The ball before he got out, India needed 60 runs in 16.5 overs. Lyon did drop that ball short, but it was towards the end of the over, and Kohli had Karn Sharma at the other end. I wonder, whether Kohli will wake up tomorrow morning wondering if he should have tried to take to easy single instead of taking on the deep mid-wicket fielder. Until then, Kohli had scored 41 in 30 balls after reaching his hundred without putting a foot wrong. Pakistani great Inzamam Ul Haq had the uncanny ability to play exactly the right shot to each ball even as he tried to push the scoring rate along. Kohli, a master of the limited overs run chase, has this ability too. Of his 175th delivery of the day, his judgment failed him.

Could India have held out? Should India have shut shop? They didn't have the means to hold out. Not after Rohit Sharma was out. Rohit played the perfect foil to the marauding Kohli, holding his end up. He did so for 37 minutes in a stand of 35. But once he fell, unable to keep a leaping Lyon special away from the fielders, it was victory or bust.

An old fashioned Test fan might wonder about a Test lost when it might have been saved. No matter, I say. The age demands belligerence. Kohli provided it.

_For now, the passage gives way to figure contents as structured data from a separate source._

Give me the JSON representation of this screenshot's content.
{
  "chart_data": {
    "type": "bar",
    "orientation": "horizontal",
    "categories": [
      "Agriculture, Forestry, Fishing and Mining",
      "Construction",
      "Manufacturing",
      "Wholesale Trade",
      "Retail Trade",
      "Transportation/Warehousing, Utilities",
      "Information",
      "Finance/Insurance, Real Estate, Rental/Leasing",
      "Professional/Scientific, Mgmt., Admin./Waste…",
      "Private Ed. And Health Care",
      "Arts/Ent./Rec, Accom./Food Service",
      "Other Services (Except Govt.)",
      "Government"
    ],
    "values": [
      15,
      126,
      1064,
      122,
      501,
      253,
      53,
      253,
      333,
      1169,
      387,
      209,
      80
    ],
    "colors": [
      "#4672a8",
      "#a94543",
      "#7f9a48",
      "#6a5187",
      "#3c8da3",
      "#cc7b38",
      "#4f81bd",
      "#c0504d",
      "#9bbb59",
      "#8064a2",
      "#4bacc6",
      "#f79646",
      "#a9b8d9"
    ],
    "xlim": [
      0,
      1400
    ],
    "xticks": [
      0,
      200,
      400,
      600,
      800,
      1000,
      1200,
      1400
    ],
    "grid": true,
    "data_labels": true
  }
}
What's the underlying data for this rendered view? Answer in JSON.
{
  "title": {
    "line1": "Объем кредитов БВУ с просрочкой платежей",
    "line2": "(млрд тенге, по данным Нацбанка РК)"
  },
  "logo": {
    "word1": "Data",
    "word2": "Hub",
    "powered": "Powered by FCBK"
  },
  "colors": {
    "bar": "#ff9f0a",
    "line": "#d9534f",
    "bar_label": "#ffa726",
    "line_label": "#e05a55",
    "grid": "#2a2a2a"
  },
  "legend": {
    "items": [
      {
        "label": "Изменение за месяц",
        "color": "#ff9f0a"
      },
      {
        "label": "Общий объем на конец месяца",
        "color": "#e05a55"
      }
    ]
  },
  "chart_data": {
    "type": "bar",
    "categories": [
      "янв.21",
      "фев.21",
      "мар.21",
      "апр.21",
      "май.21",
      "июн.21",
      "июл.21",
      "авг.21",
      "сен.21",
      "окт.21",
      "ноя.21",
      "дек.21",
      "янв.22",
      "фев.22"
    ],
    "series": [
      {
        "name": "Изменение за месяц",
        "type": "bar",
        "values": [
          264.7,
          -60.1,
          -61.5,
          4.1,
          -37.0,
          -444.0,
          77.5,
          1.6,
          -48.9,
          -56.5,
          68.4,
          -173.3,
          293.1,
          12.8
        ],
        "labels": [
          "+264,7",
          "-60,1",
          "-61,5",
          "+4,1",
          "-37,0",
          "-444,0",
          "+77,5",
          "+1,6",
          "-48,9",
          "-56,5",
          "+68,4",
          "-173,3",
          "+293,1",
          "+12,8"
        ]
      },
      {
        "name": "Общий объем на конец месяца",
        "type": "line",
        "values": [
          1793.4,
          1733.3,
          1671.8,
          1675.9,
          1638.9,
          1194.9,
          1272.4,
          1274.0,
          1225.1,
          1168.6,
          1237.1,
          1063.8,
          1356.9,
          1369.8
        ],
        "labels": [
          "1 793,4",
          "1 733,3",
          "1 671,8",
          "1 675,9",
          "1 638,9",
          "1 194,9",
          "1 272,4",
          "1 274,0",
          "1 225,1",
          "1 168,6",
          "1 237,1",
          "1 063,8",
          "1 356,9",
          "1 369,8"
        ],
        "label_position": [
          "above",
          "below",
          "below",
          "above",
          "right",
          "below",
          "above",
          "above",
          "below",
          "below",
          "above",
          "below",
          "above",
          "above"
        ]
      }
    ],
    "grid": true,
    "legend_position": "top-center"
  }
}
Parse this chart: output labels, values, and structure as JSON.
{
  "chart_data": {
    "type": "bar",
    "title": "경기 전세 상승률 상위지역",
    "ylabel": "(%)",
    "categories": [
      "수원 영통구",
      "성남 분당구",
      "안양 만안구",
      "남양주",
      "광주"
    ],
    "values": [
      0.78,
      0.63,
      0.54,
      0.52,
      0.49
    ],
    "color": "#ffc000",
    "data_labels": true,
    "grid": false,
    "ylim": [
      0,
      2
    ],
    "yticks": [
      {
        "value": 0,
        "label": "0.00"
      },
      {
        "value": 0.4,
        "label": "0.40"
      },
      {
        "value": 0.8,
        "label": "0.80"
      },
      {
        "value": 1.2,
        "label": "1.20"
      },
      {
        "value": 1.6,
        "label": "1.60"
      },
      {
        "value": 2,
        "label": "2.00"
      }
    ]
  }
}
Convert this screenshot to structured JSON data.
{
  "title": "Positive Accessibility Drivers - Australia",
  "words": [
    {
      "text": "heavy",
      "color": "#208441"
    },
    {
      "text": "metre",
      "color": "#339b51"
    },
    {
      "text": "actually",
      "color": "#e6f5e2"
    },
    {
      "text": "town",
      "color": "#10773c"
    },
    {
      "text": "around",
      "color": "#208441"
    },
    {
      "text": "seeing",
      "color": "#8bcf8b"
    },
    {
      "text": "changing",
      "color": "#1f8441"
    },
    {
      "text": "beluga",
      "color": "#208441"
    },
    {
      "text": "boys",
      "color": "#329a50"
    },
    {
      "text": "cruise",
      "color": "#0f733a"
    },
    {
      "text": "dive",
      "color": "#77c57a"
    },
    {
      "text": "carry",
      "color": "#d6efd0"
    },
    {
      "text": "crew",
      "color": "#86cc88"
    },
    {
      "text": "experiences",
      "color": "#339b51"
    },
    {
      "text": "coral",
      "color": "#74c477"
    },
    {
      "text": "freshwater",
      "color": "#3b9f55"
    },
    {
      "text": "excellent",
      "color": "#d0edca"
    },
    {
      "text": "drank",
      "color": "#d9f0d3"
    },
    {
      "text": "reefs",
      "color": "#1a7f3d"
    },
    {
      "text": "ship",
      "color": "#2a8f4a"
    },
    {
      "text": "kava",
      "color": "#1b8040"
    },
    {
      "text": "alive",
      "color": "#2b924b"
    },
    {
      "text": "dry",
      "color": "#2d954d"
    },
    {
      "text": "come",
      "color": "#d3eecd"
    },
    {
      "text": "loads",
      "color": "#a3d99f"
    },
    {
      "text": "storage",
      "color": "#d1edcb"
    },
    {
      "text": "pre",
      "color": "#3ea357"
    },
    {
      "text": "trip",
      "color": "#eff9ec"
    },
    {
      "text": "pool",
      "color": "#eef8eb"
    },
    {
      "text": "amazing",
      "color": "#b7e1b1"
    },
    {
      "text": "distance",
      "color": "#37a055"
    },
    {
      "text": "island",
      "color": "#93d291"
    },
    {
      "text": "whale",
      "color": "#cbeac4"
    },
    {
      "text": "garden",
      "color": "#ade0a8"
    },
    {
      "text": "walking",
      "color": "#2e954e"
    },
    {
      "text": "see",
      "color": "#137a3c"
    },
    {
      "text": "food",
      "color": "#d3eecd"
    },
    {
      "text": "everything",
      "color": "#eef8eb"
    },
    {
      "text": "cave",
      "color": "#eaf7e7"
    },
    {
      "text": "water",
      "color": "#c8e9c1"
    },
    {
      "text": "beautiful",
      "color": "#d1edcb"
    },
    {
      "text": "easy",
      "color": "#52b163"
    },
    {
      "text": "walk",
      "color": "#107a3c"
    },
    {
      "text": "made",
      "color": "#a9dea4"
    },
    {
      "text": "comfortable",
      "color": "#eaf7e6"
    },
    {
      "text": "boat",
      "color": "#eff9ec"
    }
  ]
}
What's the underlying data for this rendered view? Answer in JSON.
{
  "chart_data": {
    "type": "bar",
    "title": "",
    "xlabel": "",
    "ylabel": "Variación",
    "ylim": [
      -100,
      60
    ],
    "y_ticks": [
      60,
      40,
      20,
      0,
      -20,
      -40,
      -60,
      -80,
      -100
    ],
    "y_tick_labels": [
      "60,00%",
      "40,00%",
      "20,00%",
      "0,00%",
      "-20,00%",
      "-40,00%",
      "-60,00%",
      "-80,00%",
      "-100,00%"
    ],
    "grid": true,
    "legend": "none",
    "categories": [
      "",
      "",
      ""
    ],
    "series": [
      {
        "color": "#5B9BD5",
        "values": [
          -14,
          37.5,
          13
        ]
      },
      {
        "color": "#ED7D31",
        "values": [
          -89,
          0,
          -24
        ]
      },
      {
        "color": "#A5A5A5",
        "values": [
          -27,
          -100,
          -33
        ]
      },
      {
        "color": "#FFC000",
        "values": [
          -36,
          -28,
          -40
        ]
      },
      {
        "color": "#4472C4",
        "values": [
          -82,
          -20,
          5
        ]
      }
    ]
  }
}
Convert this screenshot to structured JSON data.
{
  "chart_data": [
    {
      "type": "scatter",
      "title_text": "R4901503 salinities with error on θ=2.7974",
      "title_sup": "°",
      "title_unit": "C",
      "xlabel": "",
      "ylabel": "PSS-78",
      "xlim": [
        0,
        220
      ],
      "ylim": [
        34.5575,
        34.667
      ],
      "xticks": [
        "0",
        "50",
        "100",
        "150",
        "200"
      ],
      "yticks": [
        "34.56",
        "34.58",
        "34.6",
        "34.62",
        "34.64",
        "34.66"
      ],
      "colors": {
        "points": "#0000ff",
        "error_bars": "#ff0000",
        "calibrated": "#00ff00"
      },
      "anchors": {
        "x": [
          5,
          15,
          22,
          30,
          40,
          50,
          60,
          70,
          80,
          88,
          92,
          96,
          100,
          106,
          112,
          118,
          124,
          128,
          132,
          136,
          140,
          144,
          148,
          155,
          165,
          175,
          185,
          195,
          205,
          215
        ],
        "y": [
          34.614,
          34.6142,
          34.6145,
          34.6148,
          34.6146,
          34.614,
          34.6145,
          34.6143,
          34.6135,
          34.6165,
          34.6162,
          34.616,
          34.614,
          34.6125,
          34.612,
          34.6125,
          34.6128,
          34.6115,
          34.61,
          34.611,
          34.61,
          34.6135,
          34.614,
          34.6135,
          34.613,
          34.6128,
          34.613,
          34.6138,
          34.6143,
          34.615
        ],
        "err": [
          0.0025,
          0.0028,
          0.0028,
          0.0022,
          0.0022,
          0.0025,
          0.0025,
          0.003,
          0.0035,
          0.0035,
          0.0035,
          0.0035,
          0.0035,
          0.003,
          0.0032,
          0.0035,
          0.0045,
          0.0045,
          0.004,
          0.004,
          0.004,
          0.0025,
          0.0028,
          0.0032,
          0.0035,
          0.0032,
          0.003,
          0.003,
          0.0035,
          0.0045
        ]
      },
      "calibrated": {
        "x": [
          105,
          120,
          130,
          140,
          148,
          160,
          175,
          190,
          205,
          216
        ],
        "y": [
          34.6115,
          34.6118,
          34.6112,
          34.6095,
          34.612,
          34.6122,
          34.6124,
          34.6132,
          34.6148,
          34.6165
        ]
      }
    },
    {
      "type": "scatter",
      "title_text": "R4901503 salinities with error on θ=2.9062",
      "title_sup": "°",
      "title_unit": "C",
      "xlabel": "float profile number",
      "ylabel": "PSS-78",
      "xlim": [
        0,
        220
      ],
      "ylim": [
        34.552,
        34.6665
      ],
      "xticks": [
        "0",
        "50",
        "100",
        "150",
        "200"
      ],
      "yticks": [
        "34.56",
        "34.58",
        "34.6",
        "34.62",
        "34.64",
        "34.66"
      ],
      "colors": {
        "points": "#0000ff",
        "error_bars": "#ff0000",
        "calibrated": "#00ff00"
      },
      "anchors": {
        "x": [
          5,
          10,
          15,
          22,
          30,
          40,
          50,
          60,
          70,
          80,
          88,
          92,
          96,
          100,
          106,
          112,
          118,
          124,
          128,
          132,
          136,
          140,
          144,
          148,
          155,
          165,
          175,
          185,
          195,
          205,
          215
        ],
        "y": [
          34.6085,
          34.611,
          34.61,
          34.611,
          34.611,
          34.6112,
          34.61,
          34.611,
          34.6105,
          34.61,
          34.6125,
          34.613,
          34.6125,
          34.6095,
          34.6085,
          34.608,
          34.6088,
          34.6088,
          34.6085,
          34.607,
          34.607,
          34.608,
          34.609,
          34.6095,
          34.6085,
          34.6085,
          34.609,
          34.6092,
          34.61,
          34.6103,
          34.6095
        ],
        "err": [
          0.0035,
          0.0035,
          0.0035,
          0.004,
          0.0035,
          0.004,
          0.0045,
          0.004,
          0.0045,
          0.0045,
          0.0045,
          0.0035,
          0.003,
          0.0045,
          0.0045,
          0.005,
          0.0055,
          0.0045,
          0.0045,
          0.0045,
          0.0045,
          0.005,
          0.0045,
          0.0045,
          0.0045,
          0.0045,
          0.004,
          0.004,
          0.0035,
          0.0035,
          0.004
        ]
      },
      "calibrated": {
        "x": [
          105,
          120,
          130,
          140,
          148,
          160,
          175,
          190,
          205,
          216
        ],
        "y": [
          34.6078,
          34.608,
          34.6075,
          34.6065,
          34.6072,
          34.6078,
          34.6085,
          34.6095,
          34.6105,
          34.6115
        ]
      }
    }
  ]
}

For a while, it looked as though India's stand-in captain and stand-in wicketkeeper might take India to an improbable win. I wonder what India's veteran wicketkeeper-batsman captain would have made of that. Imagine what Kohli might have said. "Here you go skipper, I made two hundreds, and pulled off the highest successful chase in the 130 year history of the Adelaide Oval. Your replacement played a crucial hand too. Now you can take my spot as captain, and Saha's spot as keeper. No pressure!"

It wasn't to be.  364 turned out to be 50 runs too many. Had India conceded runs at Australia's rate, they would have ended up with 7 runs more than Australia in the match. India batted 14 overs more than Australia did at Adelaide. It is a measure of how poor their bowling was, that they still lost by 48 runs.

No matter. Rohit Sharma is a readily available scapegoat. And Virat Kohli is a batsman of rare ability.